Why test? - cogeorg/teaching GitHub Wiki
Once you deployed your contract to a running node, you can not mutate it anymore. If you find a bug in your contract, the only possibility you have is to disable the contract, fix the bug, and deploy another instance of the contract. To mitigate this risk, it is important that you test your contract before deploying it to the production environment.
In terms of testing strategy, you can use several testing environments before final deployment of your solution. You can use truffle develop and Ganache because they are faster and use some specific features to optimize testing. You can use geth to create a private network to check your solution on the same node implementation as one one used in production.
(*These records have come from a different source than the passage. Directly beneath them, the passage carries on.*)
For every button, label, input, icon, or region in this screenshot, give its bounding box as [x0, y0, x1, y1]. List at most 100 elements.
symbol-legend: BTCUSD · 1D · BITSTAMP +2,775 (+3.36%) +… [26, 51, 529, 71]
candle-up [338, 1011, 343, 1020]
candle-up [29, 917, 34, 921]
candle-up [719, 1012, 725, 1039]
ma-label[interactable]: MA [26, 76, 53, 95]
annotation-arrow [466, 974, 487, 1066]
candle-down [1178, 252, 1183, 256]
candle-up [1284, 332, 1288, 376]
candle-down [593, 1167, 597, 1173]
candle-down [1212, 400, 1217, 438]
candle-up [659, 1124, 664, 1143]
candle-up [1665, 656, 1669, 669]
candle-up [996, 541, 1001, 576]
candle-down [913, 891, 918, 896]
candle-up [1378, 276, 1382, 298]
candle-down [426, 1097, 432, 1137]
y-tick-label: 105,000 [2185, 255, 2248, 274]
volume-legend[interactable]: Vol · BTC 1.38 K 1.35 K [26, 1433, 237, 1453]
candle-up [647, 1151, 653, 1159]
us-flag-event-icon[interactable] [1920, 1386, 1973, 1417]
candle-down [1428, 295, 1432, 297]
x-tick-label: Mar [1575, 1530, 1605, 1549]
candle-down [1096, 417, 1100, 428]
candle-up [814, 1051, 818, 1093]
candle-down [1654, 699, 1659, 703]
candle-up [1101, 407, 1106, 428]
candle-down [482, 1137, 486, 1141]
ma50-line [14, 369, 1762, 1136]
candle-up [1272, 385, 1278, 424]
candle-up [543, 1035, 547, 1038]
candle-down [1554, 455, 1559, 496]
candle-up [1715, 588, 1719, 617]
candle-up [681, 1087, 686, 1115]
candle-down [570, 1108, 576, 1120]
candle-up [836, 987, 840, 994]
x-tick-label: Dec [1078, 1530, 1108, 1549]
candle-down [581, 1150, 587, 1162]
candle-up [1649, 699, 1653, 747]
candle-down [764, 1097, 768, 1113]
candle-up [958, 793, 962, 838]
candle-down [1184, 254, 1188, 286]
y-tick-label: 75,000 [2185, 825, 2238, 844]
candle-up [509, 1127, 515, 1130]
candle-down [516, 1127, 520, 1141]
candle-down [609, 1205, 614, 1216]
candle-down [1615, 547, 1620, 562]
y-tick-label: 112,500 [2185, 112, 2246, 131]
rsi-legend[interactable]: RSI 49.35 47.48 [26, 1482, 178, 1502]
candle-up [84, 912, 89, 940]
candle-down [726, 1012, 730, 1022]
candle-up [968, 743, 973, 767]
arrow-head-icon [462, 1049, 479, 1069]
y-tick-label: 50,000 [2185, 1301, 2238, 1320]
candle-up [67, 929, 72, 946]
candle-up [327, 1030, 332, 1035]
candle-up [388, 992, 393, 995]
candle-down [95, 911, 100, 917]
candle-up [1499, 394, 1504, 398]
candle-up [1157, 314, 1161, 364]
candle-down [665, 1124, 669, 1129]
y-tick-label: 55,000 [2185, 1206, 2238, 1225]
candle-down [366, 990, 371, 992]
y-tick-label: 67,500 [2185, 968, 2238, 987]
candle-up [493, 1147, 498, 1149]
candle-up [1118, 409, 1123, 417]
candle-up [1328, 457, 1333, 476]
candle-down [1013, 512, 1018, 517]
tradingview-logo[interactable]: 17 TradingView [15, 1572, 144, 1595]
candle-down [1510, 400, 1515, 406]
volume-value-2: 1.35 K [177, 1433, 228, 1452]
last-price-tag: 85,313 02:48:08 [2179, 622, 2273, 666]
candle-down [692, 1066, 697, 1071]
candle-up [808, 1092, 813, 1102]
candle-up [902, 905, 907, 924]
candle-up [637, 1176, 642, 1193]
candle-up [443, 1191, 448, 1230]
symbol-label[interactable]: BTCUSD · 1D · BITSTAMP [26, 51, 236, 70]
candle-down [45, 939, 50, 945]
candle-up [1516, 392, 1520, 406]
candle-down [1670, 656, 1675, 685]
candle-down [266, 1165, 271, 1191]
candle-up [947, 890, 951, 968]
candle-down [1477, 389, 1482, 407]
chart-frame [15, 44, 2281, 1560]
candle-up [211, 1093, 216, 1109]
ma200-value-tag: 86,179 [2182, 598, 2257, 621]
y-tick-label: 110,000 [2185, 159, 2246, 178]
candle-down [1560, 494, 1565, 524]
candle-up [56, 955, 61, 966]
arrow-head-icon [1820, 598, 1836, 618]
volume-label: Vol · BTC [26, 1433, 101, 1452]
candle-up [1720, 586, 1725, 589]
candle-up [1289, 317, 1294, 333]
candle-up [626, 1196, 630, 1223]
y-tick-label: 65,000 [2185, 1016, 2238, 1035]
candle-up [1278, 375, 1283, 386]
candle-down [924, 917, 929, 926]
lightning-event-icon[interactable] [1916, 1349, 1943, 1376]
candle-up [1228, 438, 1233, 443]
You can also use a test network liky Ropsten or Rinkeby as an acceptance environment. Here, you will have the possibility to share the address with testers in any of these testing environments.
You can test the features of your contract by using a dedicated testing framework. Truffle bundles such a testing framework and provides two ways to test your contract. Either JavaScript, to test you smart contract from a client's point of view, or solidity to test your smart contract within the blockchain by simulating another contract interacting with yours. Testing your contract with solidity is quite new and not the most documented option. This is why we will focus on JavaScript testing.
There are other JavaScript testing and deployment frameworks like Embark or Dapp. There is also a Python testing framework called Populus, but it seems inactive. However, if you are more comfortable testing in Python, you can write your own testing suite quite easily using Web3.py.
The main goal of a testing strategy is to increase your level of confidence in the quality of your solution and to avoid big production issues that might compromise your credibility while harming users.